Of course we have to try this because it's a badass (tho obvious in hindsight) idea, but in practice it might have some downsides.
This AWS project will need to support a feature like that.
Assume anyone can destroy your infrastructure at any time (by mistake or otherwise). This could be done with cloudformation, terraform, API calls, and essentially any automation(with different levels of safeguards).
Be prepared for that. Be careful with your data. Not so careful with individual servers - they should be cattle, not pets.
EDIT: If this is a production system, one could take away any 'delete' permissions until they are needed again.

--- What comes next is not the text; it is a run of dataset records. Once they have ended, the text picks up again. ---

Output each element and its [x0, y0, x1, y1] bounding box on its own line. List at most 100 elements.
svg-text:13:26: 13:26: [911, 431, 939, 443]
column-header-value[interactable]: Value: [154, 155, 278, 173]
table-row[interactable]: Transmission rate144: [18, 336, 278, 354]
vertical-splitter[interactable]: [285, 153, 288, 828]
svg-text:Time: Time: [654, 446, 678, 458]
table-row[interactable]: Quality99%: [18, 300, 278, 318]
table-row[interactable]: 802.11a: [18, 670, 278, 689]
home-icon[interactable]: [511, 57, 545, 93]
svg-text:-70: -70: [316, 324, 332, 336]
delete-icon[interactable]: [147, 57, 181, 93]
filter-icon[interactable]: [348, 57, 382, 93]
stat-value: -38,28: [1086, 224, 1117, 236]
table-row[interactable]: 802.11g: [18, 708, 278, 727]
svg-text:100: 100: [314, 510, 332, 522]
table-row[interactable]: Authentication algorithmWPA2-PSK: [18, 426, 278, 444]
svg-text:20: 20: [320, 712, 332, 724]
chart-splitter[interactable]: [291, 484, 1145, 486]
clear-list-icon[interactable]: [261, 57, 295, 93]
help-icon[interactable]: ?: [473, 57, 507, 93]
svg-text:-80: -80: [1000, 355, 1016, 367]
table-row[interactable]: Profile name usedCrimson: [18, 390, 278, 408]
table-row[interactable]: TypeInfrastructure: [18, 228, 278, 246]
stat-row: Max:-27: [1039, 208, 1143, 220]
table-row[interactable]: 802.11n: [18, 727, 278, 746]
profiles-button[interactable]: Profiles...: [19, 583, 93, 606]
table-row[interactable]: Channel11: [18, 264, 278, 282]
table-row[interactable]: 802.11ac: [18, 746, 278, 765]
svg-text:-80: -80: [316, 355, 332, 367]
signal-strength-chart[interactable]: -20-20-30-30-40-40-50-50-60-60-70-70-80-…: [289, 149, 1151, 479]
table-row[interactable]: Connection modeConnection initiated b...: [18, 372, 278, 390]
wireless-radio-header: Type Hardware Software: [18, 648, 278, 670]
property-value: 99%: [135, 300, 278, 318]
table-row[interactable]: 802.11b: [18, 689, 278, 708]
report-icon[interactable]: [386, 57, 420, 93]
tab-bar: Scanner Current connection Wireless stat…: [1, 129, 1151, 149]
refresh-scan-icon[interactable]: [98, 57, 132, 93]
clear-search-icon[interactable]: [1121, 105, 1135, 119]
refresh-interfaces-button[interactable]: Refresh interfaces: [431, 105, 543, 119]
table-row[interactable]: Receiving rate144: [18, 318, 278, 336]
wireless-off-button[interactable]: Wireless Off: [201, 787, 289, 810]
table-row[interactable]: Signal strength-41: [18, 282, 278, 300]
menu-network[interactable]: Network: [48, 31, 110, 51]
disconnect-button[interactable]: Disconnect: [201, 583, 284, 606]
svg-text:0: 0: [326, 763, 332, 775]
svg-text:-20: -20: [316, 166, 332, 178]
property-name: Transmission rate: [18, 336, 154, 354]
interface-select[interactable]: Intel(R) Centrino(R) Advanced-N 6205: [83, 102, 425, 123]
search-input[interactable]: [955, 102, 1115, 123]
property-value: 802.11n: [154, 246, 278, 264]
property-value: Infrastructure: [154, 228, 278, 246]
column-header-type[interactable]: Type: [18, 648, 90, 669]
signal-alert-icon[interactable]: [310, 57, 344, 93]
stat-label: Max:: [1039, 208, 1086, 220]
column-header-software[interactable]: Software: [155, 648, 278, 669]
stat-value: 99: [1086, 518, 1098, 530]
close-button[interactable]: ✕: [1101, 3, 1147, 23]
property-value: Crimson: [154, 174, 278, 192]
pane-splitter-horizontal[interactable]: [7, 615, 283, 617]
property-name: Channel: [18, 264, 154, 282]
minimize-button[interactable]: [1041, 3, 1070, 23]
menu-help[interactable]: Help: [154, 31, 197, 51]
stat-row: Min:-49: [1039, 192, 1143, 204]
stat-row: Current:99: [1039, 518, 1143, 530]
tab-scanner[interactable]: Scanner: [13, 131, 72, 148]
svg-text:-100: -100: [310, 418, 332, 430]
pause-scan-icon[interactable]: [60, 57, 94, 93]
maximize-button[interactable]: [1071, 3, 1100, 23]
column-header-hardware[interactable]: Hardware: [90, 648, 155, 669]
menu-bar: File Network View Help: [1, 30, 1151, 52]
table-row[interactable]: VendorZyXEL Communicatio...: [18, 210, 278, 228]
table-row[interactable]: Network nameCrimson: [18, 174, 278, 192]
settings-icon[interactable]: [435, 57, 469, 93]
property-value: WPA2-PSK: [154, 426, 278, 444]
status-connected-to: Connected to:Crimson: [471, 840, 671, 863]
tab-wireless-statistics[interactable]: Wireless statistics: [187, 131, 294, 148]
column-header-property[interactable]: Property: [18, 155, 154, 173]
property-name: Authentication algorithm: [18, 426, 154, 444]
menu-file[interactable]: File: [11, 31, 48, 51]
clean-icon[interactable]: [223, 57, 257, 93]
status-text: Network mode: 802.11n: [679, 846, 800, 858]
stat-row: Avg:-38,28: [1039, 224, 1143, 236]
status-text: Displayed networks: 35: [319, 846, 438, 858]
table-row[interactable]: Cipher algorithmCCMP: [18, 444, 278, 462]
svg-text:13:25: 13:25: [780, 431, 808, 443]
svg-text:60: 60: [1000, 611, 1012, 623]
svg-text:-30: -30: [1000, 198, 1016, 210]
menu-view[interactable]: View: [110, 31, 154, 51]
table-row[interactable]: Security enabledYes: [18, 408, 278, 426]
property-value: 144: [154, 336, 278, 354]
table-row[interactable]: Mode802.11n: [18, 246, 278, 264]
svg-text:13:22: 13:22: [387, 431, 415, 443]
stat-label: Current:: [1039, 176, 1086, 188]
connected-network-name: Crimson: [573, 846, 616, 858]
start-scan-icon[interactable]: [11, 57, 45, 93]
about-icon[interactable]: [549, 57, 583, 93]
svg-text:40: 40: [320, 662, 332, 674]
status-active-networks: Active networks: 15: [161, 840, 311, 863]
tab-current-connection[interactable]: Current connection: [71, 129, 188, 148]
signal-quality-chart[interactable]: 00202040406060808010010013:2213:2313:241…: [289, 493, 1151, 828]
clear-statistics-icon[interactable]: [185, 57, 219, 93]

One layer of defense in all of these cases is keeping the IAM credentials that the configuration management tool uses from having any deletion permissions.
Also, set the DeletionPolicy in CF to false.
Sadly startup interest changed and then went under (but the freedom I was given to explore there was the best experience I have ever had)
Pass, I'll check back in a year.
On the other hand my brain segfaults on the recursive loop of how the layer-inversion gets modeled as IaC with a CI/CD pipeline. I guess if you were very strict about having your provider-infra layer (cloudformation/terraform) do only the bare minimum to get your kube environment up, and then within that kube environment you used something like ACK to provision any cloud-provider resources that your kube-managed apps/pipelines needed.
Yet another case where I'm like "I don't know if kube should be the answer to everything, but I sure as shit won't miss <x>".
And now there is a control loop. So if Ben in support accidentally deletes my queue, it'll get recreated.
Breaking away from the proprietary platform underlay is going to be great. Managing things more consistently is going to be really great.
Kubernetes introduced edge-triggered level-driven with resync reconciliation based "controllers". User defines a state and the controller does it's best to keep the infra in this desired state all the times. (Although Terraform has also moved to this same design in recent times)
This establishes a consistent experience. Everyone knows you just need to do kubectl get my-resource to check your desired state. All the issues will be logged in status and controller. You can combine multiple controllers to achieve your desired application design. For example, Knative has their own kind called "Service" which has some custom components, some inherited from istio and things like replicasets from default kubernetes controllers.